The only Dr. who is an expert on Adrenal Fatigue is Dr. Lam, who is an MD. His book is the only book on the subject worth a damn.
Yes, I saw a naturopathic as well before the functional medicine and wasted another few hundreds with no improvement. That is why right now their is no clear solution and even when you have the money they can’t help you saying it could take years to see any results; good or bad. My sister is my age and she decided not even try because she can’t pay the cash just to end up like me besides all the limitations I have with my diet (with no improvements). I will try this product which btw is out of stock here so you have to get it from Amazon which for me is free shipping (prime member).
Grains have protein molecules in them that are so close to those found in gluten, that the immune system will react to them , This is called cross reaction. Grains also have phylates in them ( chemicals to protect them) , you can get rid of these by soaking grains or sprouting them, but you still have cross reaction from proteins in them. So it is advisable to give up grains , gluten, nightshades, legumes, nuts, seeds, eggs( these have lectins) dairy ,soy, corn, peanuts, sugar,gluten,eggs ( common allergens and inflammatory foods leading to leaky gut and then to autoimmune disorders)
I eat grains like twice weekly now, no gluten. As for the chest/back/rib-cage pains no improvement, lack of air worse as well. I do believe I took care of the SIBO with Manuka Honey 15+ and the only symptom I had was bloating. I have no stomach pain even without a gall-blatter. I still believe reflux is part of the problem even if my GI said it was not related to my pains because I have very mild reflux.
God Bless!
Jose
A very impressive promotion!
So you have a bit of mint, horse chestnut and another herb selling for 40 bucks a bottle with 60 capsules. A bit overpriced.
Well – A-N-D-R-E-W – maybe you should re-read Chris Kresser’s blog, or listen to Dr. Brown own words again!
What do you mean by “suggesting chemical solution” – like pharma products? Chris says that he has tried what the pharma industry has to offer for the disorders in discussion and they did not work and/or had too many side-effects.
Dr. Brown’s Atatril is “plant-based” and has had at better success rate in his and in Chris Kresser’s praxis! (Ok, even plants are “chemical” based..so what’s your point?)

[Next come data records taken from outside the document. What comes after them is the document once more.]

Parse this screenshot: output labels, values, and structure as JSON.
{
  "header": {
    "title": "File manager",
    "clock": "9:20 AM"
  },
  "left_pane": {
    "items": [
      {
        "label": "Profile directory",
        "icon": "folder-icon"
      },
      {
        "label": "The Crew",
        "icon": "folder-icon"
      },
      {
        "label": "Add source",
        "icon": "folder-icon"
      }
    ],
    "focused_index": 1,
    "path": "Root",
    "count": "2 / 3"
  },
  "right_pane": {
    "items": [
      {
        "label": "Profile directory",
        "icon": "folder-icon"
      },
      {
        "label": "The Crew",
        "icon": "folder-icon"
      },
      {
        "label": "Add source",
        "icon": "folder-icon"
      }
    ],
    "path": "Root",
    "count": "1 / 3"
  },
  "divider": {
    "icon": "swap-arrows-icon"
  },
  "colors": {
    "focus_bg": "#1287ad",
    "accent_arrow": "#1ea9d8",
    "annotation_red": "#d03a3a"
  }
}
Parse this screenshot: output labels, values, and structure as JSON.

This could mean a light at the end of the tunnel for many of
their patients and, hence, valuable information! (I’m sure big pharma will “mine” it to put-out their own DRUGS, i.e., “chemical” versions of it.)
Calling the info on Ataril PROMOTION is absurd. Why, because they are “informing” us about it and “selling it?” What about all the other Co. that sell supplements?

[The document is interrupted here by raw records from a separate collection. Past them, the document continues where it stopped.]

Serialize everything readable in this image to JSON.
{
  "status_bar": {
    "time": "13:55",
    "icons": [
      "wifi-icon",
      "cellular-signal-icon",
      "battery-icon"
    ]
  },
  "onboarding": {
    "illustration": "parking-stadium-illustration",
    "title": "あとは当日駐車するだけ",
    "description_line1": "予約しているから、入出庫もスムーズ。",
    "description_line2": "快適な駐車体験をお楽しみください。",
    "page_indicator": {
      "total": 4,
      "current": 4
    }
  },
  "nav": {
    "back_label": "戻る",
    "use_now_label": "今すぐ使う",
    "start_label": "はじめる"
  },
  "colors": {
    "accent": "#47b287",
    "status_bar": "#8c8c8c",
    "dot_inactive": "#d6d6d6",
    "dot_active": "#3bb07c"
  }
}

And to refer to these affliction (SIBO, etc.) as “life-style problems” is simply ignorant!
I’m happily not afflicted with any of them (and am neither a research scientist nor a MD), but know this much from having followed Chris Kresser’s blogs and his interviews with MD on a variety of health topics: your response is full-of-bull!
And, by the way, Chris is not a MD, in case you have not yet gathered this…he is a “Research Scientist” and works in his praxis with MDs.

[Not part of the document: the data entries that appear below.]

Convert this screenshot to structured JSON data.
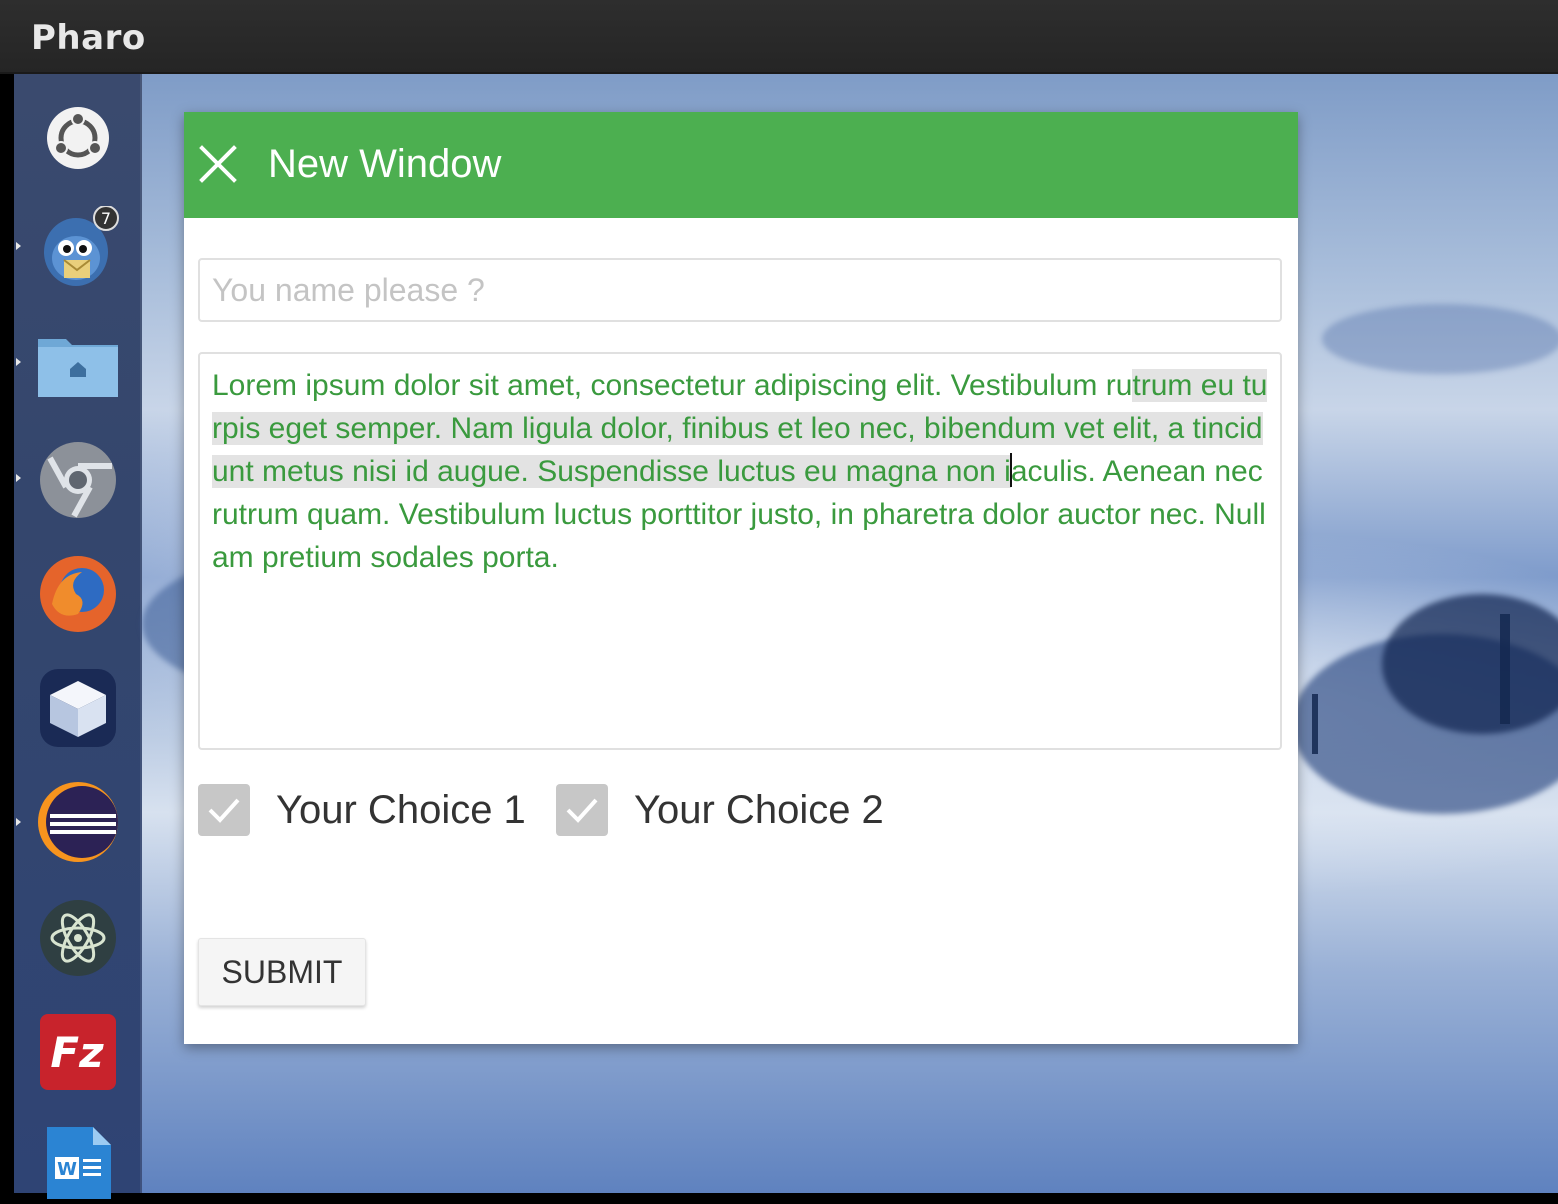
{
  "app": {
    "title": "Pharo"
  },
  "launcher": {
    "items": [
      {
        "icon": "ubuntu-dash-icon"
      },
      {
        "icon": "mail-bird-icon",
        "badge": "7"
      },
      {
        "icon": "home-folder-icon"
      },
      {
        "icon": "chrome-icon"
      },
      {
        "icon": "firefox-icon"
      },
      {
        "icon": "box-cube-icon"
      },
      {
        "icon": "eclipse-icon"
      },
      {
        "icon": "atom-icon"
      },
      {
        "icon": "filezilla-icon",
        "label": "Fz"
      },
      {
        "icon": "writer-doc-icon",
        "label": "W"
      }
    ]
  },
  "window": {
    "title": "New Window",
    "name_placeholder": "You name please ?",
    "text_before_sel": "Lorem ipsum dolor sit amet, consectetur adipiscing elit. Vestibulum ru",
    "text_selected_before_caret": "trum eu turpis eget semper. Nam ligula dolor, finibus et leo nec, bibendum vet elit, a tincidunt metus nisi id augue. Suspendisse luctus eu magna non i",
    "text_after_caret": "aculis. Aenean nec rutrum quam. Vestibulum luctus porttitor justo, in pharetra dolor auctor nec. Nullam pretium sodales porta.",
    "choices": [
      {
        "label": "Your Choice 1",
        "checked": true
      },
      {
        "label": "Your Choice 2",
        "checked": true
      }
    ],
    "submit_label": "SUBMIT"
  },
  "colors": {
    "header_green": "#4caf50",
    "text_green": "#3a9a3e",
    "checkbox_gray": "#c7c7c7"
  }
}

Frankly, I think you sound like you’re from the PHARMA INDUSTRY and hired/compensated to throw a monkey wrench into the discussion!
There appear to be a few of these on each “comment section”…we’re learned not to care!
Obviously you are unable to understand grammar.
If you go back and open your eyes you’ll see quotation marks where I was responding to “Eugenia October 15, 2016 at 3:50 pm” who and I quote said (please note use of quote marks)
“Suggesting chemical solutions for a lifestyle problem on this blog, I find it offensive.”
I responded to this quote which was nothing to do with me.
Your knee Jerk reaction is evident in the rest of your diatribe and castigations.